Myk is 5 feet and 2 inches tall, and their shadow is 84 inches tall. The flagpole next to them has a shadow that is 31 feet long. Myk uses similar triangles to find the height of the flagpole. Can you calculate the height of the flagpole to the nearest foot?(1 point)

Responses

374 feet
374 feet

23 feet
23 feet

23 inches
23 inches

17 feet
17 feet

1 answer

To find the height of the flagpole using similar triangles, we can set up a proportion using Myk’s height and shadow compared to the flagpole’s height and shadow.

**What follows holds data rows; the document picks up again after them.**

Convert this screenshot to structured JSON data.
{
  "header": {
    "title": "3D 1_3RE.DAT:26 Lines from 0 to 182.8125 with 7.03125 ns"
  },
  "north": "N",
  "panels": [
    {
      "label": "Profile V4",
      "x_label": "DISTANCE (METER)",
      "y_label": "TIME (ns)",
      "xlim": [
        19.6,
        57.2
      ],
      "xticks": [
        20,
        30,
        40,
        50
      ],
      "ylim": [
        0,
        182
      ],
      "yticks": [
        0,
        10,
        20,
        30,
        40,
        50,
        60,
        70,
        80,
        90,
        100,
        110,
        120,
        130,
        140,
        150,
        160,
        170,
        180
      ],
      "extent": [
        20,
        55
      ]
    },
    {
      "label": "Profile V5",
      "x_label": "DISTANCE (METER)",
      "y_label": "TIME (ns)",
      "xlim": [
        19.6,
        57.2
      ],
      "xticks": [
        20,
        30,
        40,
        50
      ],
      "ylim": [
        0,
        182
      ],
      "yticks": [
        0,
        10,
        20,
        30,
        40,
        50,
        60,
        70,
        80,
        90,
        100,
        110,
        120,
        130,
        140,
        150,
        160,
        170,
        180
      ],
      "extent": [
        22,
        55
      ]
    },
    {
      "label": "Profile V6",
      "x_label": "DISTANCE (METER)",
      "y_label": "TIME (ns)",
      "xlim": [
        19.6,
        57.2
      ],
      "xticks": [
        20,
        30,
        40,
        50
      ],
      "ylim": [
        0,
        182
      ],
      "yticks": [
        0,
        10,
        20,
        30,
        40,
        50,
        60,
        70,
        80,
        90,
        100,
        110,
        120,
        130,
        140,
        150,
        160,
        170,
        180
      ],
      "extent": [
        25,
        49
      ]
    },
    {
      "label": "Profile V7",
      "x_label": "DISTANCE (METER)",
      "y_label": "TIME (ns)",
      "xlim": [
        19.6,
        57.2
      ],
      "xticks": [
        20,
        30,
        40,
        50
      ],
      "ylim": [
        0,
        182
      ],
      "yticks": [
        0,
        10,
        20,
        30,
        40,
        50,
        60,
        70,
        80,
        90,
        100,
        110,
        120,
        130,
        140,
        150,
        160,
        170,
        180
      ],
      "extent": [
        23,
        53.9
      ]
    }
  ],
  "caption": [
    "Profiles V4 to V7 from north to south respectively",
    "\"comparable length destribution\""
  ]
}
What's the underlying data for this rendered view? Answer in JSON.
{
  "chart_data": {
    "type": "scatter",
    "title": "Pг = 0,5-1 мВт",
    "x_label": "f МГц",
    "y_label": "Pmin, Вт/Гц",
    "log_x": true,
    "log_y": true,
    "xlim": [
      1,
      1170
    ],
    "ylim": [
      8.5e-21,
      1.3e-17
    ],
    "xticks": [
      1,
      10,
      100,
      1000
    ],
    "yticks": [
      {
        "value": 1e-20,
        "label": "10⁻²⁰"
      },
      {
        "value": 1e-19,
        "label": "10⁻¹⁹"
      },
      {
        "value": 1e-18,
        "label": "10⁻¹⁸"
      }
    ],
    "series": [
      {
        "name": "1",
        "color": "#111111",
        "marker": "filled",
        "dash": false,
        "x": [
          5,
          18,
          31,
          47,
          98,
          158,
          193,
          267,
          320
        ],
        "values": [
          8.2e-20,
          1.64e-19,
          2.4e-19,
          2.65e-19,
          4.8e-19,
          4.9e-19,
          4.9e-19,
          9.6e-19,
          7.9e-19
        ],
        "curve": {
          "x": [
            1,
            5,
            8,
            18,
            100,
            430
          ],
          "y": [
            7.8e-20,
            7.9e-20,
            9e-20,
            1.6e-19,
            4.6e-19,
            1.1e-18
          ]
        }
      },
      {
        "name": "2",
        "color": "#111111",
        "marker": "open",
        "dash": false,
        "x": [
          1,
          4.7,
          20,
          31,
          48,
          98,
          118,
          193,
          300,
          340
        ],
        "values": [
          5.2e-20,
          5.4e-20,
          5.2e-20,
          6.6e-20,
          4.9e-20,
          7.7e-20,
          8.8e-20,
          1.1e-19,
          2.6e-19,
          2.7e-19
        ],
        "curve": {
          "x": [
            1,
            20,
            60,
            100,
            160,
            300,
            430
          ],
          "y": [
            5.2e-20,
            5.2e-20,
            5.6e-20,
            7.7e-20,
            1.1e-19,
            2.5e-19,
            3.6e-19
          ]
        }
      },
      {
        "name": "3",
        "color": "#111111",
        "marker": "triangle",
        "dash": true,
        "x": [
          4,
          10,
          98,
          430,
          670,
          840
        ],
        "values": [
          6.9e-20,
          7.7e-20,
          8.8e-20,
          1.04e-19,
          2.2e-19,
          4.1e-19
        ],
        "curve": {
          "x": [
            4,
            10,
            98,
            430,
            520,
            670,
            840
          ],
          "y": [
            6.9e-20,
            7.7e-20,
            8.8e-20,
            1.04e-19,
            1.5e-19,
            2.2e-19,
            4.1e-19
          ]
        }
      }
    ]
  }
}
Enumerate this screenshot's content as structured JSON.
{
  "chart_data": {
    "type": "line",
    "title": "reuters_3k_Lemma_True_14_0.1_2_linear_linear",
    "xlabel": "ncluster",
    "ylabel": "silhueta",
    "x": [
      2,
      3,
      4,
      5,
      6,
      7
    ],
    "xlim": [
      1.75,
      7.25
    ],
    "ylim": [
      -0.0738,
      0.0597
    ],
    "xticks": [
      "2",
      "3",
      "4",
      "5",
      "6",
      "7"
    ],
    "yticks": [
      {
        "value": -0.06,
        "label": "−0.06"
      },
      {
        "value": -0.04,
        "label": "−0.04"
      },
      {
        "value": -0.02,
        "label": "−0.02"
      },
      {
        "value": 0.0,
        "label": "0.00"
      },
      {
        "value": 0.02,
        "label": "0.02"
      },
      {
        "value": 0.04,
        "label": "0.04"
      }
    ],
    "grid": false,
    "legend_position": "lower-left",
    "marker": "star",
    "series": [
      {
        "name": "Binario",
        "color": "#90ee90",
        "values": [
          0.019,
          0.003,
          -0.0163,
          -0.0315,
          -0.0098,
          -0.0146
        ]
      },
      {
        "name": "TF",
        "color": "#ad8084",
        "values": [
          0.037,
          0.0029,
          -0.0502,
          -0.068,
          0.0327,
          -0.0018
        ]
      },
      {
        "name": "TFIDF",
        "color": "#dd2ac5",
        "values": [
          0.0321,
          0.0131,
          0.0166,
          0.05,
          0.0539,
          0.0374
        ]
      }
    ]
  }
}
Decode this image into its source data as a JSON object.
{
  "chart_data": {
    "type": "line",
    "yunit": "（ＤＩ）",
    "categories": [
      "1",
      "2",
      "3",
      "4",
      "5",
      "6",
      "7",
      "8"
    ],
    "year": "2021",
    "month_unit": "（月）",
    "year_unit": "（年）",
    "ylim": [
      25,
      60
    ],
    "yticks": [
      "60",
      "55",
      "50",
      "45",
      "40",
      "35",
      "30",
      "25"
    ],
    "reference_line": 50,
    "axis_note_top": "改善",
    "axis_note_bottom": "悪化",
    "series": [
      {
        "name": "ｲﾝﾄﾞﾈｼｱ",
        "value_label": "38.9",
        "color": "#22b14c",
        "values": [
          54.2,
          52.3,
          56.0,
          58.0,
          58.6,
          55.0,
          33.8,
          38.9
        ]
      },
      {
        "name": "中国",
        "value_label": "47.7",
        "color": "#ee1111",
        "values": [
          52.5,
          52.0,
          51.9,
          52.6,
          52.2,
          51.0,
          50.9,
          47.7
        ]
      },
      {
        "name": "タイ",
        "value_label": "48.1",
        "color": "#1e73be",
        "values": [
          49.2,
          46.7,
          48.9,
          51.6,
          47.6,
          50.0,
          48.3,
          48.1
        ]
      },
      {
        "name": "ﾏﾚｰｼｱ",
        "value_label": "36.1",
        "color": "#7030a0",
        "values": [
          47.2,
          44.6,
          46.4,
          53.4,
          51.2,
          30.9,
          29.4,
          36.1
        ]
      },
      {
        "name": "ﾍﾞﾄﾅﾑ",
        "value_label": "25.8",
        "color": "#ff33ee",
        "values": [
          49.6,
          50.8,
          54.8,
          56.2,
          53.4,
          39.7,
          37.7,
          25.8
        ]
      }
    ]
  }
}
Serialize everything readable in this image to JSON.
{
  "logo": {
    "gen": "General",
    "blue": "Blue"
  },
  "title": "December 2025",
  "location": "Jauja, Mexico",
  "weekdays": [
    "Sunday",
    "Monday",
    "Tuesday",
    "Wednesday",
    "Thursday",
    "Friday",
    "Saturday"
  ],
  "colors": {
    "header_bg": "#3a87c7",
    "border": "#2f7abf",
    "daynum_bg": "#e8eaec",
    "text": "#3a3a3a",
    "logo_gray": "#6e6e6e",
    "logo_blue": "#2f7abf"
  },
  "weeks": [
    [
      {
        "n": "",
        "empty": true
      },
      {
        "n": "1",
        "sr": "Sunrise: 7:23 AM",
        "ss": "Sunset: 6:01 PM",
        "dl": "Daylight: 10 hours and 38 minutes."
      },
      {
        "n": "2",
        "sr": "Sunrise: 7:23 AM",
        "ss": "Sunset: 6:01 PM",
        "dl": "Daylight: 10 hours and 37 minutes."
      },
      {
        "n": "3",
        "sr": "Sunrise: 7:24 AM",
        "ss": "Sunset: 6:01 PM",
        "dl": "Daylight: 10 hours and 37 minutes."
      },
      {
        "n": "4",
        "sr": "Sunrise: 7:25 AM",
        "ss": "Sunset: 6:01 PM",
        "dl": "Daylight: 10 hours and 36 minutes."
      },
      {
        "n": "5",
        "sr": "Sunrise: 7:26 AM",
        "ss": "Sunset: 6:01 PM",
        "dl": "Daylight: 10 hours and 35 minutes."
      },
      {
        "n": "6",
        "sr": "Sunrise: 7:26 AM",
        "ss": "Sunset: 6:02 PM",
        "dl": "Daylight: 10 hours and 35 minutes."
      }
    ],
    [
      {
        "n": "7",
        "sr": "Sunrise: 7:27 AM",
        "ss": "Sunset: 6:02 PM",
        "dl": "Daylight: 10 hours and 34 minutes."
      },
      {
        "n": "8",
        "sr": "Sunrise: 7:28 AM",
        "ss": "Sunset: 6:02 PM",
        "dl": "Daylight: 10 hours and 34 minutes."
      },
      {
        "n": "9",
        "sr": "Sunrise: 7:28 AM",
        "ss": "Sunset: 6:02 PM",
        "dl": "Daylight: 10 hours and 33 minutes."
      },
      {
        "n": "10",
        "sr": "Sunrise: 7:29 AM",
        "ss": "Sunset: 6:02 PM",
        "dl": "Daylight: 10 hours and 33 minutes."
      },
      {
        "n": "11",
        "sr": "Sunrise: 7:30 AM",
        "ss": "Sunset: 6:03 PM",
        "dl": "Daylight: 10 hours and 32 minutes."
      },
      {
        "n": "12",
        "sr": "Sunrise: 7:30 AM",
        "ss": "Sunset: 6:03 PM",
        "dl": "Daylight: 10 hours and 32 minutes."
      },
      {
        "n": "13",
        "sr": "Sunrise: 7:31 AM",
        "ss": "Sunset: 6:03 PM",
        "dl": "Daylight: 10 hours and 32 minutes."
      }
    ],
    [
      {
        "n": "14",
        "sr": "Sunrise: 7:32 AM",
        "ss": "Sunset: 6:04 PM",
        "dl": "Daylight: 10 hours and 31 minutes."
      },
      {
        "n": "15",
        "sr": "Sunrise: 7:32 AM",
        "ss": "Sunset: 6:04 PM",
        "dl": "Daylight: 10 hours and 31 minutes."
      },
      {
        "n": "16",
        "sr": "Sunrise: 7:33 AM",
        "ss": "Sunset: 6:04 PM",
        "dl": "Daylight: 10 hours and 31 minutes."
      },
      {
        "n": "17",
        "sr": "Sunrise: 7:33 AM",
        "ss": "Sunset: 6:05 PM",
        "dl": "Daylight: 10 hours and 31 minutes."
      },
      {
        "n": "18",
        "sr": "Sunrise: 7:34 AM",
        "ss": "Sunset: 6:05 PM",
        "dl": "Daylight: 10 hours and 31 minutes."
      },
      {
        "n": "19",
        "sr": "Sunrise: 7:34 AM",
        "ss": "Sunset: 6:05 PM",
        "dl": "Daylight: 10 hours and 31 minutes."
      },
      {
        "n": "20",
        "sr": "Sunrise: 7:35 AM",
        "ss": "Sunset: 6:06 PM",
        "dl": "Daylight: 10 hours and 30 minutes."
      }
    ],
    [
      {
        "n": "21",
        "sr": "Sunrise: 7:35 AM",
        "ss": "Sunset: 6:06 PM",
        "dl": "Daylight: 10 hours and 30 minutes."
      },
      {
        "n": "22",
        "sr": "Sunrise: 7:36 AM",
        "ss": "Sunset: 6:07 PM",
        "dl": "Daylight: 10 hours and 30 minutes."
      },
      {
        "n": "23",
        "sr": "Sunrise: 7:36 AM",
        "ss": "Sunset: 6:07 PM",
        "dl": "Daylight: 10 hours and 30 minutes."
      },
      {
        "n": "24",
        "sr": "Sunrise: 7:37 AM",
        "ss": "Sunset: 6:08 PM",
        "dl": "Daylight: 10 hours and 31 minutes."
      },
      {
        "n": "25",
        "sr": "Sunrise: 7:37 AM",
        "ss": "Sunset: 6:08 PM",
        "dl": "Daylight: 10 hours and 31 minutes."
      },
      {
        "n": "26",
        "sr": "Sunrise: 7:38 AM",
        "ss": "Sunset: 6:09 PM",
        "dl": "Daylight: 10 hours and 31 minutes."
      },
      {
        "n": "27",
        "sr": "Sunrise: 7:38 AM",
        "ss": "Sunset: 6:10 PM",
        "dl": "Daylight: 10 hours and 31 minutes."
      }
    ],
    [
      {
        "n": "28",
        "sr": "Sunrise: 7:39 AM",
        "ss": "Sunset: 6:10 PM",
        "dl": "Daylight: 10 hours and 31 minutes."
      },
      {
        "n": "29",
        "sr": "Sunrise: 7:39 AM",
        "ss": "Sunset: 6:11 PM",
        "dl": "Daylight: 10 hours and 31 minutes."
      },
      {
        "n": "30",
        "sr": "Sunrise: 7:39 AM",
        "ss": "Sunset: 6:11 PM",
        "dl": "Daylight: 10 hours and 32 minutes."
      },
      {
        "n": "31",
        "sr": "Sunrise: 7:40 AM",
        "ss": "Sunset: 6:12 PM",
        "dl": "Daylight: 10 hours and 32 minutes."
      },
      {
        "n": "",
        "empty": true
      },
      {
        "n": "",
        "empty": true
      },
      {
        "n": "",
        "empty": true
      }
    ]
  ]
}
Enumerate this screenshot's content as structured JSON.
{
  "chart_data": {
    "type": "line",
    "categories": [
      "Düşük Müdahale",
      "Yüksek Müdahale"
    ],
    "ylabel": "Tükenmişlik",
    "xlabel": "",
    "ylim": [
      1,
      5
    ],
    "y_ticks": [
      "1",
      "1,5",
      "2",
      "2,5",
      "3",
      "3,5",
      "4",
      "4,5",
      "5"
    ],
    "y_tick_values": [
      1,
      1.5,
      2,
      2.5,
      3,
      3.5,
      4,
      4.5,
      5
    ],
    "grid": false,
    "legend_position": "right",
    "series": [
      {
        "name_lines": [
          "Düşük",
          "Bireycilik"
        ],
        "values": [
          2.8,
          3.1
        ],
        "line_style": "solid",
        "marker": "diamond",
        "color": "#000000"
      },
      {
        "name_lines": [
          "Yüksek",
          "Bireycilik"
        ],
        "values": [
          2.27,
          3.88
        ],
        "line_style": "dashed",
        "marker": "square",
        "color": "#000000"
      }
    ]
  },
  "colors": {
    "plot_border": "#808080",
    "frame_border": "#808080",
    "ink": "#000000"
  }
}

  1. First, convert Myk's height from feet and inches to inches:

    • Myk's height = 5 feet 2 inches = (5 × 12) + 2 = 60 + 2 = 62 inches.
  2. Let \( h \) be the height of the flagpole in inches.

  3. The shadows are:

    • Myk's shadow = 84 inches
    • Flagpole's shadow = 31 feet = 31 × 12 = 372 inches.
  4. Set up the proportion using similar triangles: \[ \frac{\text{Myk's height}}{\text{Myk's shadow}} = \frac{\text{Flagpole's height}}{\text{Flagpole's shadow}} \] \[ \frac{62}{84} = \frac{h}{372} \]

  5. Cross-multiply to solve for \( h \): \[ 62 \times 372 = 84 \times h \] \[ 23064 = 84h \] \[ h = \frac{23064}{84} \] \[ h = 274 \]

  6. Convert \( h \) back to feet: \[ \text{Height in feet} = \frac{274}{12} \approx 22.83 \text{ feet} \approx 23 \text{ feet (to the nearest foot)} \]

Thus, the height of the flagpole is approximately 23 feet.